On a pu se lasser des visions tellement socialisées du travail et ne plus oser aborder ce sujet de cette façon et tel qu’il avait surtout été considéré à partir des sciences sociales du XIXe et du XXe siècle et qu’il avait été fortement mis en œuvre à travers les options socialistes bien sûr, mais aussi tout simplement à travers les nécessités de reconstruire notre Europe et notre monde après les deux guerres mondiales. Mais en laissant de côté ce thème qui n’a peut-être plus cours exactement comme cela, nous redécouvrons comment travailler est toujours travailler avec. Et je sais que vous avez entendu parler hier du chantier de Notre-Dame, qui a été exemplaire de ce point de vue. J’ai eu souvent à en parler et je l’ai constaté : faire travailler ensemble, dans un programme extrêmement serré qui oblige à se tenir les uns les autres à la rigueur du calendrier, 250 entreprises ; s’obliger dans un espace assez restreint à travailler ensemble, il y a eu jusqu’à 500 personnes sur le chantier lui-même, ensemble ! s’obliger à accepter de rendre cohérents leurs emplois du temps et leurs programmes. Tout cela s’est vécu dans une magnifique co-construction réellement et a créé à l’intérieur et autour de la cathédrale une atmosphère entre les entreprises, entre tous ceux qui travaillaient, que l’on ne voit pas toujours partout mais dont on peut espérer qu’elle transforme un peu les cœurs, qu’elle transforme les pratiques et qu’elle manifeste un grand désir d’être ensemble pour construire ce monde dans l’harmonie la plus grande possible.

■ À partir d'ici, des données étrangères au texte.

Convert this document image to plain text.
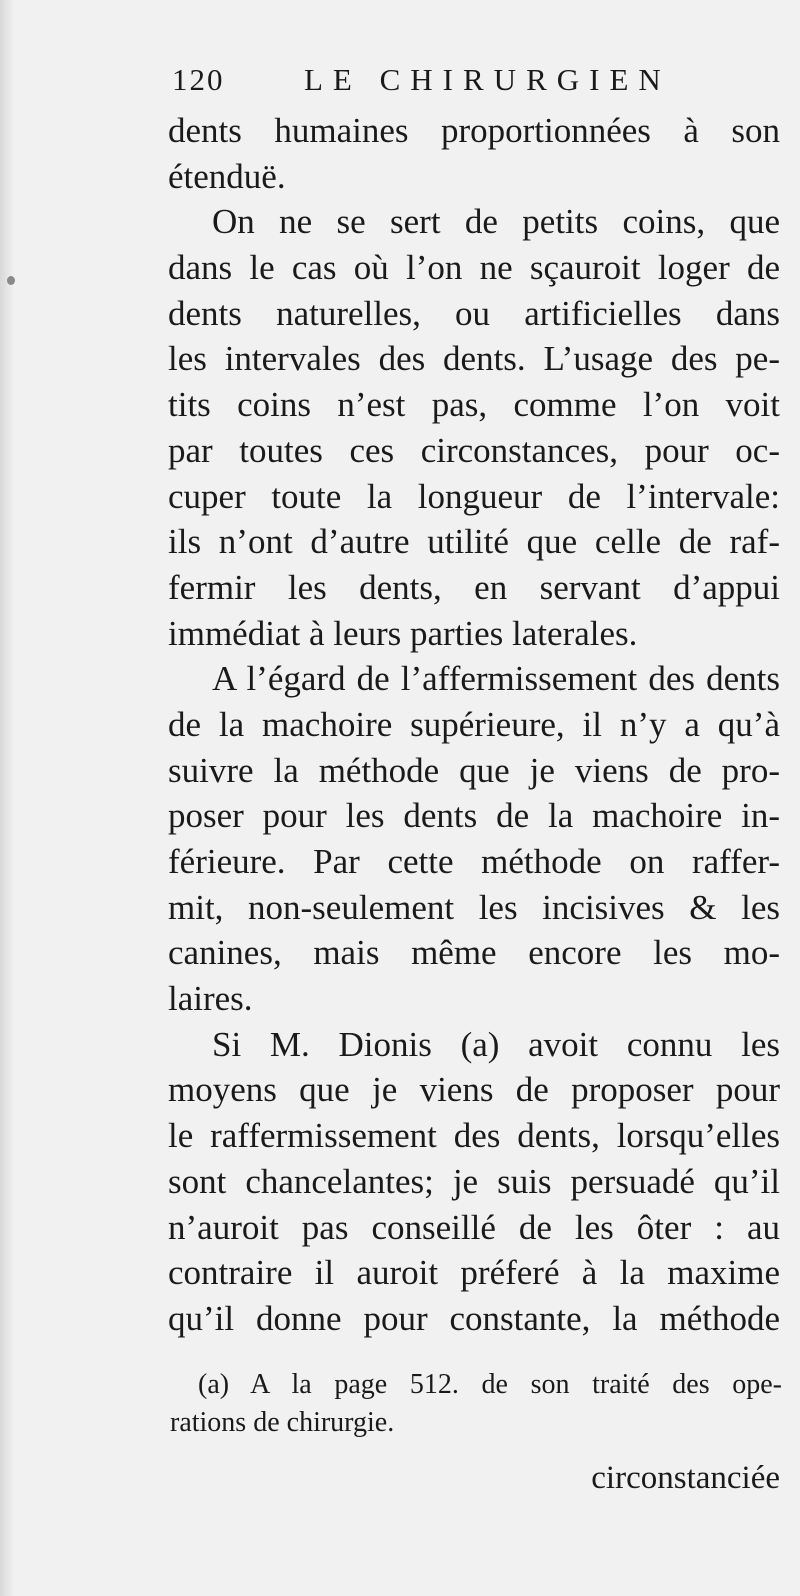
120	LE CHIRURGIEN
dents humaines proportionnées à son
étenduë.
On ne se sert de petits coins, que
dans le cas où l’on ne sçauroit loger de
dents naturelles, ou artificielles dans
les intervales des dents. L’usage des pe-
tits coins n’est pas, comme l’on voit
par toutes ces circonstances, pour oc-
cuper toute la longueur de l’intervale:
ils n’ont d’autre utilité que celle de raf-
fermir les dents, en servant d’appui
immédiat à leurs parties laterales.
A l’égard de l’affermissement des dents
de la machoire supérieure, il n’y a qu’à
suivre la méthode que je viens de pro-
poser pour les dents de la machoire in-
férieure. Par cette méthode on raffer-
mit, non-seulement les incisives & les
canines, mais même encore les mo-
laires.
Si M. Dionis (a) avoit connu les
moyens que je viens de proposer pour
le raffermissement des dents, lorsqu’elles
sont chancelantes; je suis persuadé qu’il
n’auroit pas conseillé de les ôter : au
contraire il auroit préferé à la maxime
qu’il donne pour constante, la méthode
(a) A la page 512. de son traité des ope-
rations de chirurgie.
circonstanciée
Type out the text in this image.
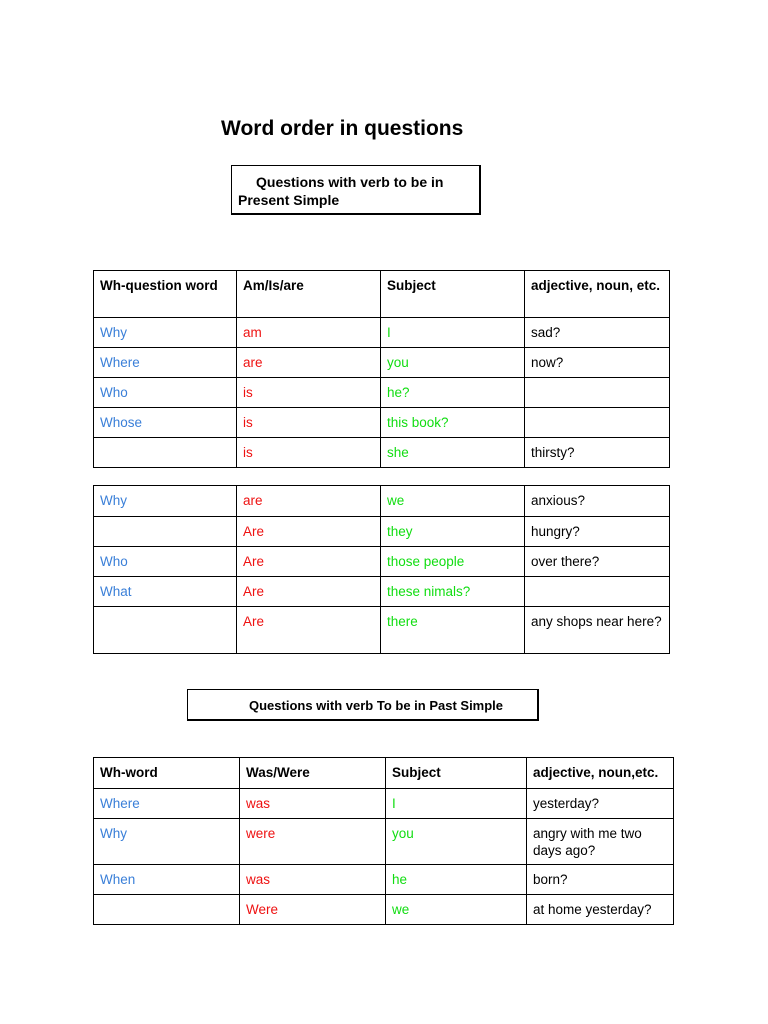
Word order in questions
Questions with verb to be in
Present Simple
Wh-question word	Am/Is/are	Subject	adjective, noun, etc.
Why	am	I	sad?
Where	are	you	now?
Who	is	he?	
Whose	is	this book?	
	is	she	thirsty?
Why	are	we	anxious?
	Are	they	hungry?
Who	Are	those people	over there?
What	Are	these nimals?	
	Are	there	any shops near here?
Questions with verb To be in Past Simple
Wh-word	Was/Were	Subject	adjective, noun,etc.
Where	was	I	yesterday?
Why	were	you	angry with me two days ago?
When	was	he	born?
	Were	we	at home yesterday?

Cela nous le retenons comme un exemple, comme quelque chose qui peut guider l’existence à travers le travail.
Et enfin nous avons découvert d’une certaine façon, avec les technologies du monde d’aujourd’hui, une sorte de sentiment de puissance qui pourrait nous égarer. Le sentiment que nous savons faire tellement de choses que l’on peut avoir le sentiment de tout pouvoir faire. Et nous comprenons que, dans la loi même du travail, il est nécessaire d’apprendre à se maîtriser, d’apprendre à maîtriser même les processus pour qu’il soit possible que la vie ne soit pas embarrassée de ce sentiment de puissance. Nous comprenons qu’il est nécessaire de limiter, nous comprenons que dans les processus mêmes il faut apprendre à dominer le désir de dominer, le désir d’être une puissance, le désir d’être capable de tout, le désir d’aller presque sans limite à une construction qui nous embarrasserait finalement et qui embarrasse l’existence, qui empêche et élimine un certain nombre, les laissant sur le bord de la route.
Nous demandons au Seigneur, Roi de l’univers, de nous tenir éloignés de cette tentation et de nous permettre de grandir loin des désirs de possession, loin du désir de domination gourmande et violente.